Plaintiff admits that she has made no demand upon the directors of the two funds. She simply states in her Amended Complaints that “demand upon the Fund to bring this action would be futile because the Defendants [IDS and IDSS] control the Fund.” (Para. 26 of the Variable and Para. 27 of the Mutual Amended Complaints.)
In relevant part Rule 23.1 provides:
“The complaint shall also allege with particularity the efforts, if any, made by the plaintiff to obtain the action he desires from the directors or comparable authority and, if necessary, from the shareholders or members, and the reasons for his failure to obtain the action or for not making the effort.”
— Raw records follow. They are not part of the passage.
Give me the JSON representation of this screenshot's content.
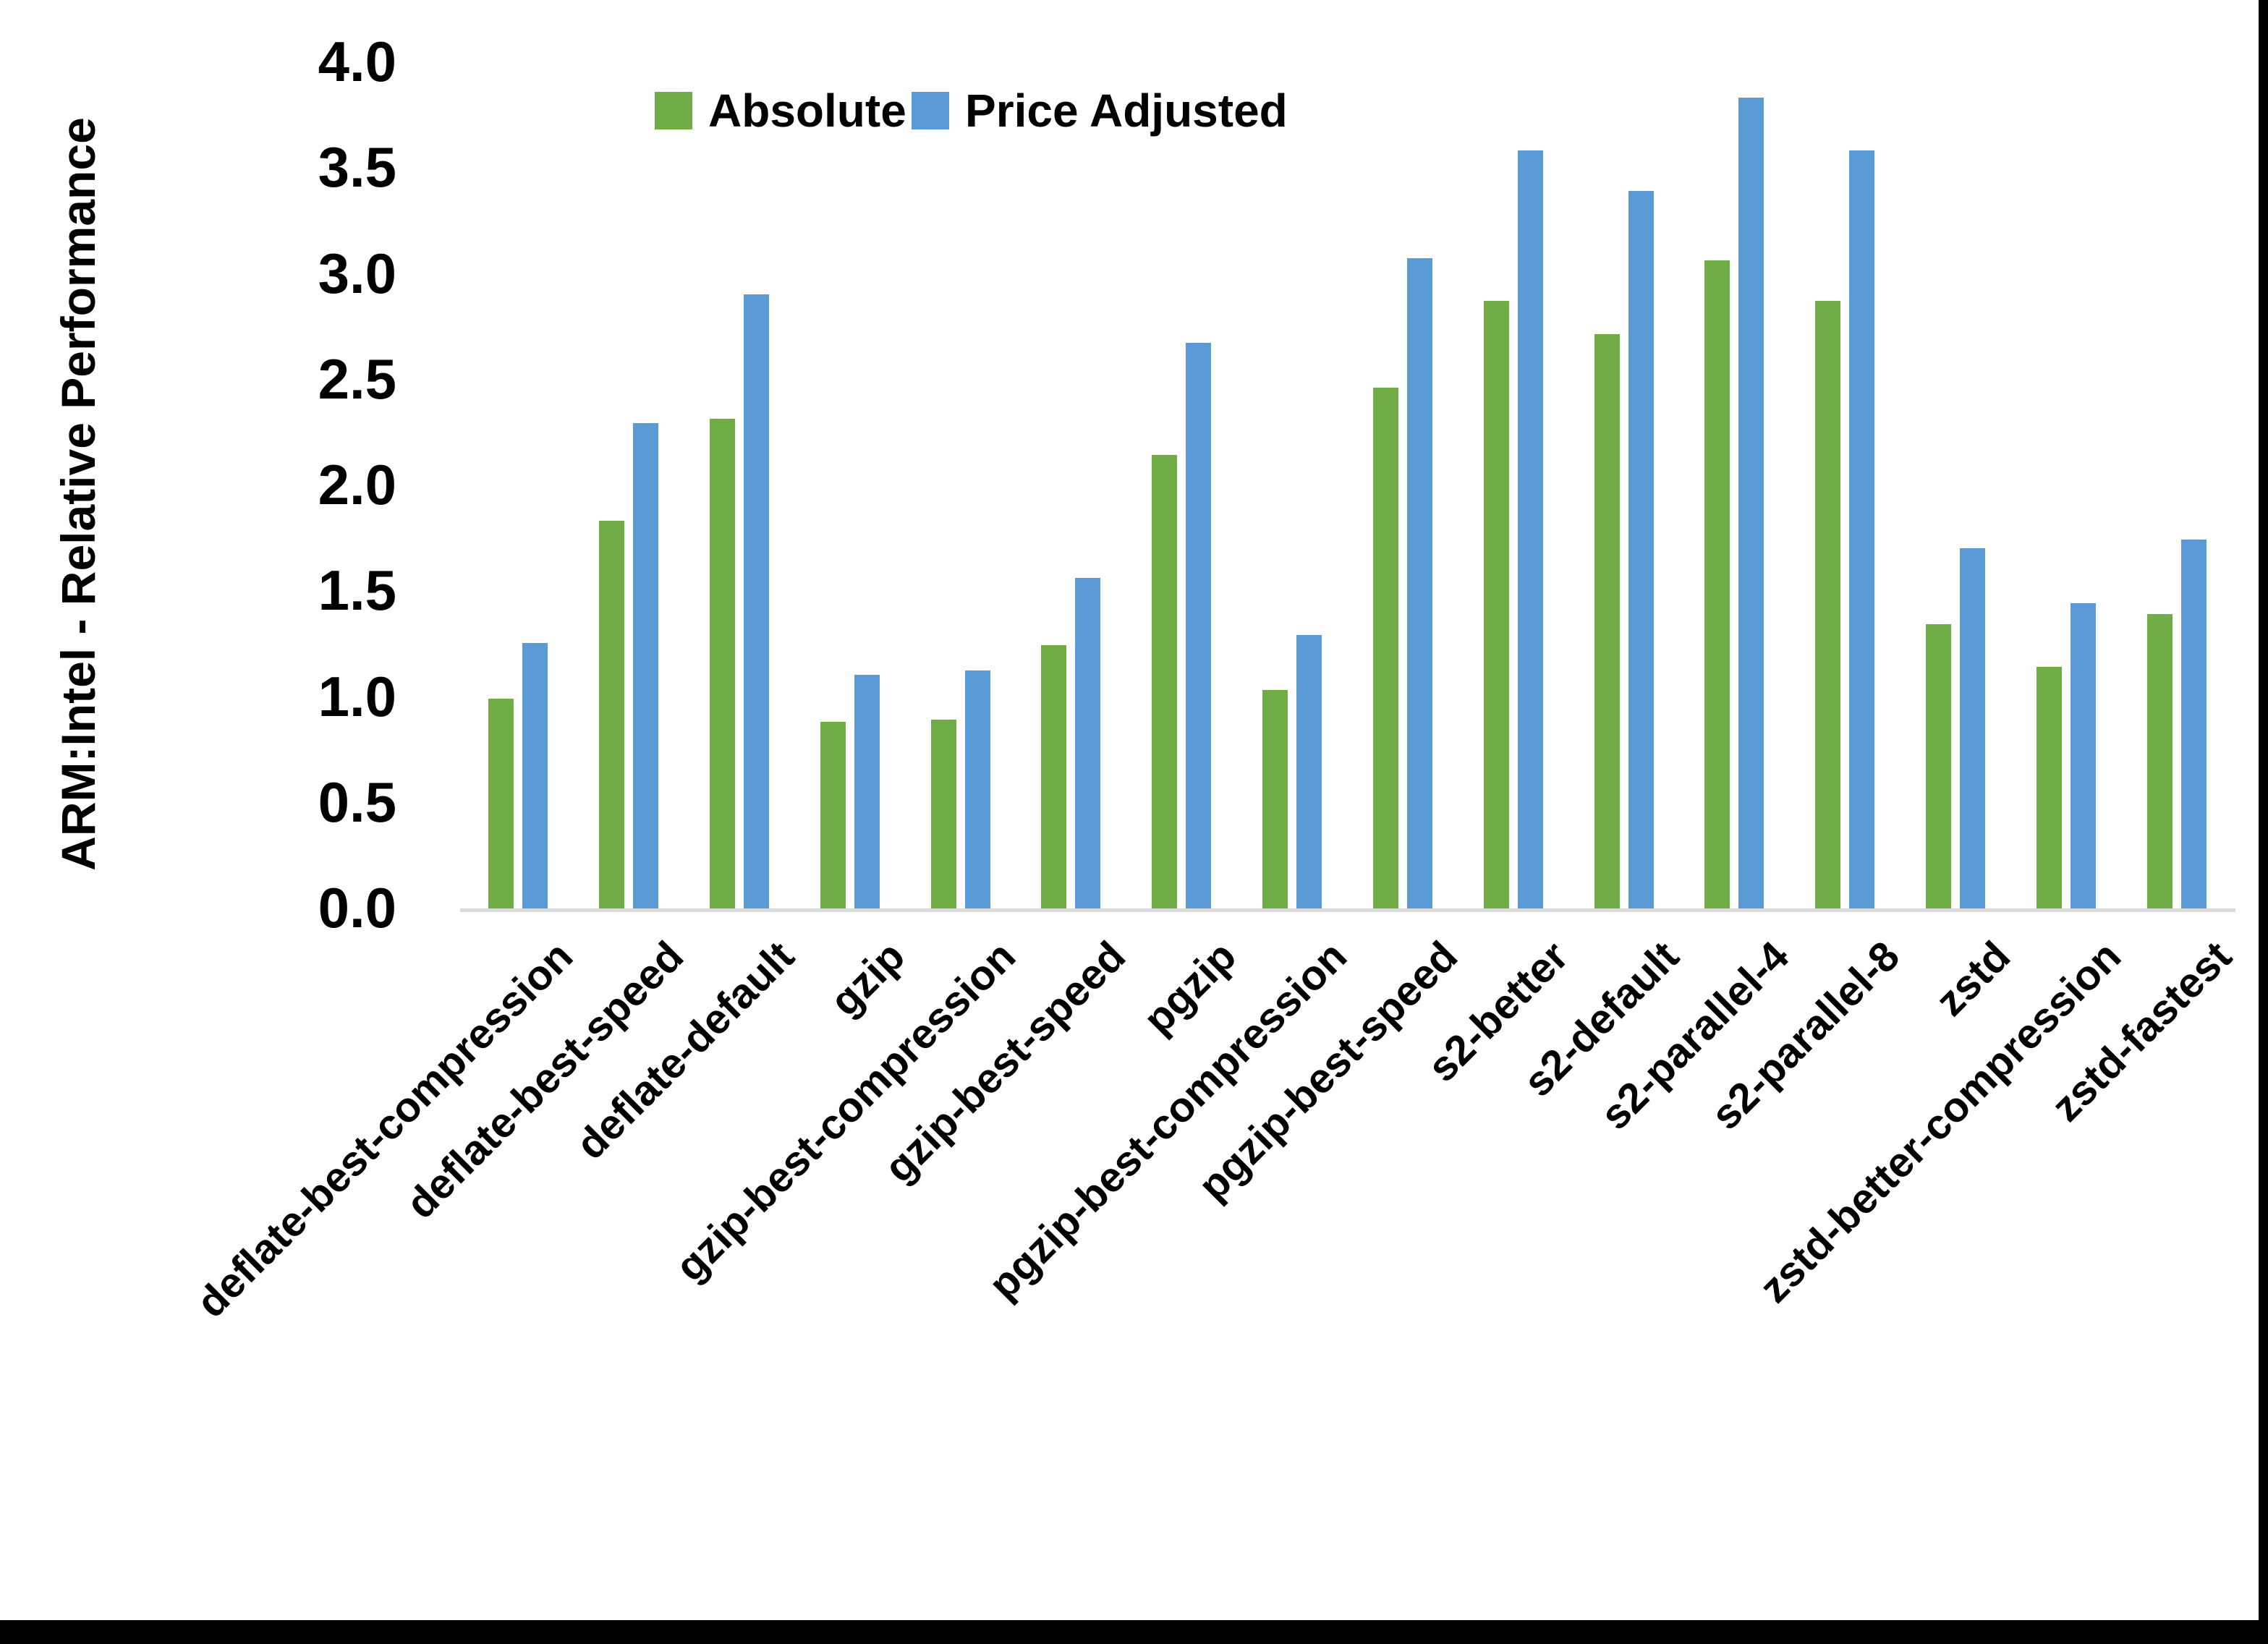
{
  "chart_data": {
    "type": "bar",
    "title": "",
    "xlabel": "",
    "ylabel": "ARM:Intel - Relative Performance",
    "ylim": [
      0.0,
      4.0
    ],
    "ytick_step": 0.5,
    "ytick_labels": [
      "0.0",
      "0.5",
      "1.0",
      "1.5",
      "2.0",
      "2.5",
      "3.0",
      "3.5",
      "4.0"
    ],
    "grid": false,
    "legend_position": "top-center",
    "categories": [
      "deflate-best-compression",
      "deflate-best-speed",
      "deflate-default",
      "gzip",
      "gzip-best-compression",
      "gzip-best-speed",
      "pgzip",
      "pgzip-best-compression",
      "pgzip-best-speed",
      "s2-better",
      "s2-default",
      "s2-parallel-4",
      "s2-parallel-8",
      "zstd",
      "zstd-better-compression",
      "zstd-fastest"
    ],
    "series": [
      {
        "name": "Absolute",
        "color": "#70AD47",
        "values": [
          1.0,
          1.84,
          2.32,
          0.89,
          0.9,
          1.25,
          2.15,
          1.04,
          2.47,
          2.88,
          2.72,
          3.07,
          2.88,
          1.35,
          1.15,
          1.4
        ]
      },
      {
        "name": "Price Adjusted",
        "color": "#5B9BD5",
        "values": [
          1.26,
          2.3,
          2.91,
          1.11,
          1.13,
          1.57,
          2.68,
          1.3,
          3.08,
          3.59,
          3.4,
          3.84,
          3.59,
          1.71,
          1.45,
          1.75
        ]
      }
    ]
  },
  "colors": {
    "axis_line": "#D9D9D9",
    "text": "#000000",
    "frame": "#000000"
  }
}
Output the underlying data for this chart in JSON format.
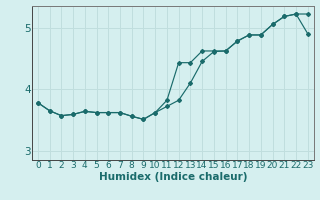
{
  "xlabel": "Humidex (Indice chaleur)",
  "background_color": "#d5efef",
  "grid_color": "#c0dede",
  "line_color": "#1a6b6b",
  "xlim": [
    -0.5,
    23.5
  ],
  "ylim": [
    2.85,
    5.35
  ],
  "yticks": [
    3,
    4,
    5
  ],
  "xticks": [
    0,
    1,
    2,
    3,
    4,
    5,
    6,
    7,
    8,
    9,
    10,
    11,
    12,
    13,
    14,
    15,
    16,
    17,
    18,
    19,
    20,
    21,
    22,
    23
  ],
  "curve1_x": [
    0,
    1,
    2,
    3,
    4,
    5,
    6,
    7,
    8,
    9,
    10,
    11,
    12,
    13,
    14,
    15,
    16,
    17,
    18,
    19,
    20,
    21,
    22,
    23
  ],
  "curve1_y": [
    3.78,
    3.65,
    3.57,
    3.59,
    3.64,
    3.62,
    3.62,
    3.62,
    3.56,
    3.51,
    3.62,
    3.72,
    3.82,
    4.1,
    4.45,
    4.61,
    4.62,
    4.78,
    4.88,
    4.88,
    5.05,
    5.18,
    5.22,
    4.9
  ],
  "curve2_x": [
    0,
    1,
    2,
    3,
    4,
    5,
    6,
    7,
    8,
    9,
    10,
    11,
    12,
    13,
    14,
    15,
    16,
    17,
    18,
    19,
    20,
    21,
    22,
    23
  ],
  "curve2_y": [
    3.78,
    3.65,
    3.57,
    3.59,
    3.64,
    3.62,
    3.62,
    3.62,
    3.56,
    3.51,
    3.62,
    3.82,
    4.43,
    4.43,
    4.62,
    4.62,
    4.62,
    4.78,
    4.88,
    4.88,
    5.05,
    5.18,
    5.22,
    5.22
  ],
  "font_color": "#1a6b6b",
  "tick_fontsize": 6.5,
  "label_fontsize": 7.5
}
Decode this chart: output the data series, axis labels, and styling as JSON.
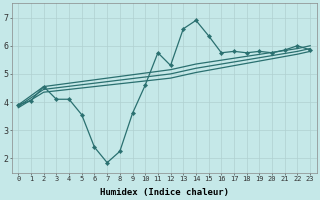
{
  "xlabel": "Humidex (Indice chaleur)",
  "xlim": [
    -0.5,
    23.5
  ],
  "ylim": [
    1.5,
    7.5
  ],
  "yticks": [
    2,
    3,
    4,
    5,
    6,
    7
  ],
  "xticks": [
    0,
    1,
    2,
    3,
    4,
    5,
    6,
    7,
    8,
    9,
    10,
    11,
    12,
    13,
    14,
    15,
    16,
    17,
    18,
    19,
    20,
    21,
    22,
    23
  ],
  "background_color": "#c5e8e8",
  "line_color": "#2a7070",
  "grid_color": "#b0d0d0",
  "series": {
    "volatile_x": [
      0,
      1,
      2,
      3,
      4,
      5,
      6,
      7,
      8,
      9,
      10,
      11,
      12,
      13,
      14,
      15,
      16,
      17,
      18,
      19,
      20,
      21,
      22,
      23
    ],
    "volatile_y": [
      3.9,
      4.05,
      4.55,
      4.1,
      4.1,
      3.55,
      2.4,
      1.85,
      2.25,
      3.6,
      4.6,
      5.75,
      5.3,
      6.6,
      6.9,
      6.35,
      5.75,
      5.8,
      5.75,
      5.8,
      5.75,
      5.85,
      6.0,
      5.85
    ],
    "trend1_x": [
      0,
      2,
      12,
      14,
      22,
      23
    ],
    "trend1_y": [
      3.9,
      4.55,
      5.15,
      5.35,
      5.9,
      6.0
    ],
    "trend2_x": [
      0,
      2,
      12,
      14,
      22,
      23
    ],
    "trend2_y": [
      3.85,
      4.45,
      5.0,
      5.2,
      5.8,
      5.9
    ],
    "trend3_x": [
      0,
      2,
      12,
      14,
      22,
      23
    ],
    "trend3_y": [
      3.8,
      4.35,
      4.85,
      5.05,
      5.7,
      5.8
    ]
  }
}
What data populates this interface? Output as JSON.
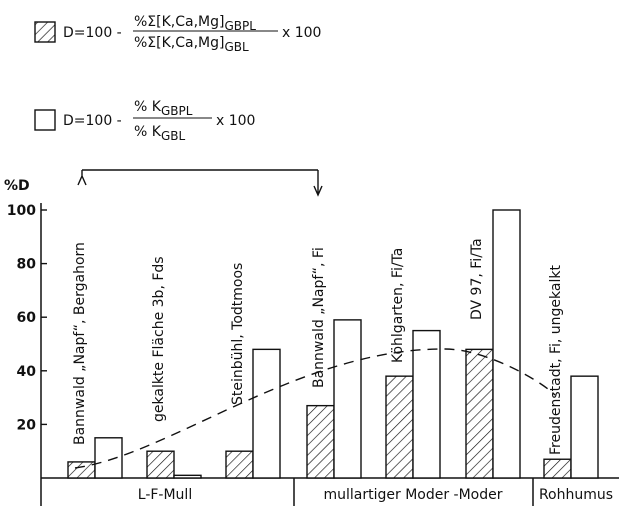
{
  "legend": {
    "hatched": {
      "lhs": "D=100 -",
      "numerator": "%Σ[K,Ca,Mg]",
      "numerator_sub": "GBPL",
      "denominator": "%Σ[K,Ca,Mg]",
      "denominator_sub": "GBL",
      "rhs": "x 100"
    },
    "open": {
      "lhs": "D=100 -",
      "numerator": "% K",
      "numerator_sub": "GBPL",
      "denominator": "% K",
      "denominator_sub": "GBL",
      "rhs": "x 100"
    }
  },
  "chart_data": {
    "type": "bar",
    "ylabel": "%D",
    "ylim": [
      0,
      100
    ],
    "yticks": [
      20,
      40,
      60,
      80,
      100
    ],
    "categories": [
      "Bannwald „Napf“, Bergahorn",
      "gekalkte Fläche 3b, Fds",
      "Steinbühl, Todtmoos",
      "Bannwald „Napf“, Fi",
      "Köhlgarten, Fi/Ta",
      "DV 97, Fi/Ta",
      "Freudenstadt, Fi, ungekalkt"
    ],
    "series": [
      {
        "pattern": "hatched",
        "values": [
          6,
          10,
          10,
          27,
          38,
          48,
          7
        ]
      },
      {
        "pattern": "open",
        "values": [
          15,
          1,
          48,
          59,
          55,
          100,
          38
        ]
      }
    ],
    "trend": "dashed curve",
    "groups": [
      {
        "label": "L-F-Mull",
        "categories": [
          0,
          1,
          2
        ]
      },
      {
        "label": "mullartiger Moder -Moder",
        "categories": [
          3,
          4,
          5
        ]
      },
      {
        "label": "Rohhumus",
        "categories": [
          6
        ]
      }
    ],
    "bracket": {
      "from": 0,
      "to": 3
    }
  }
}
Under this rule the Complaint must go beyond a mere allegation of “futility” to excuse demand upon the directors and shareholders. Lucking v. Delano, 117 F.2d 159,160 (6th Cir. 1941). See Quirke v. St. Louis-San Francisco Ry. Co., 277 F.2d 705 (8th Cir. 1960), cert. denied 363 U.S. 845, 80 S.Ct. 1615, 4 L.Ed.2d 1728, reh. denied, 364 U.S. 855, 81 S.Ct. 35, 5 L.Ed.2d 80.
The parties have filed affidavits. I am satisfied from the showing made that most of the directors are independent of IDS and IDSS. All but two, or possibly three, of the directors are their own men, engaged in business or professional occupations with no connection to IDS and IDSS. A recital of the names and backgrounds of a few of them argue against their being puppets — Former Army Chief of Staff Mark W. Clark, Former Purdue University President Frederick L. Hovde, Former Carleton College President Lawrence M. Gould, and Minneapolis Industrialists Clifford H. Anderson and John C. Cornelius. Affidavits of officers of the Funds, Vice-President and General Counsel Robert Ersted and Secretary William C. Herber, represent that Directors of the Funds will give prompt, objective con
I conclude that IDS and IDSS do not control the Boards of Directors of the Funds and hence demand upon the Directors for that reason would not be futile. Plaintiff should be required to make the demand.
The Funds’ Directors were not personally served in this action — apparently by agreement of counsel. It is not clear that the independent Directors know of and understand the claim of plaintiff. A demand on the Directors will tell them, and independent counsel may advise them as to their duty in the premises.
Nothing will be lost to the plaintiff by being required to make demand on the Directors — there is no Statute of Limitations problem — and much may be gained by relieving the Court of an unnecessary burden and affording the Funds an opportunity “to vindicate [their] own rights,” a desirable result. Cohen v. Beneficial Industrial Loan Corp., 337 U.S. 541, 548, 69 S.Ct. 1221, 1226, 93 L.Ed. 1528 (1949). A comprehensive and valuable discussion of the principles involved and a citation of pertinent cases is contained in the new Wright and Miller Federal Practice and Procedure: Civil § 1831.
It is premature to decide the need to make demand on the shareholders precedent to bringing action, but I am satisfied that plaintiff, in this case and on these facts, should be required to first make demand on the Funds’ Directors. Absent action by the Directors, the plaintiff may renew her action.
Without prejudice, the motion of defendants is granted.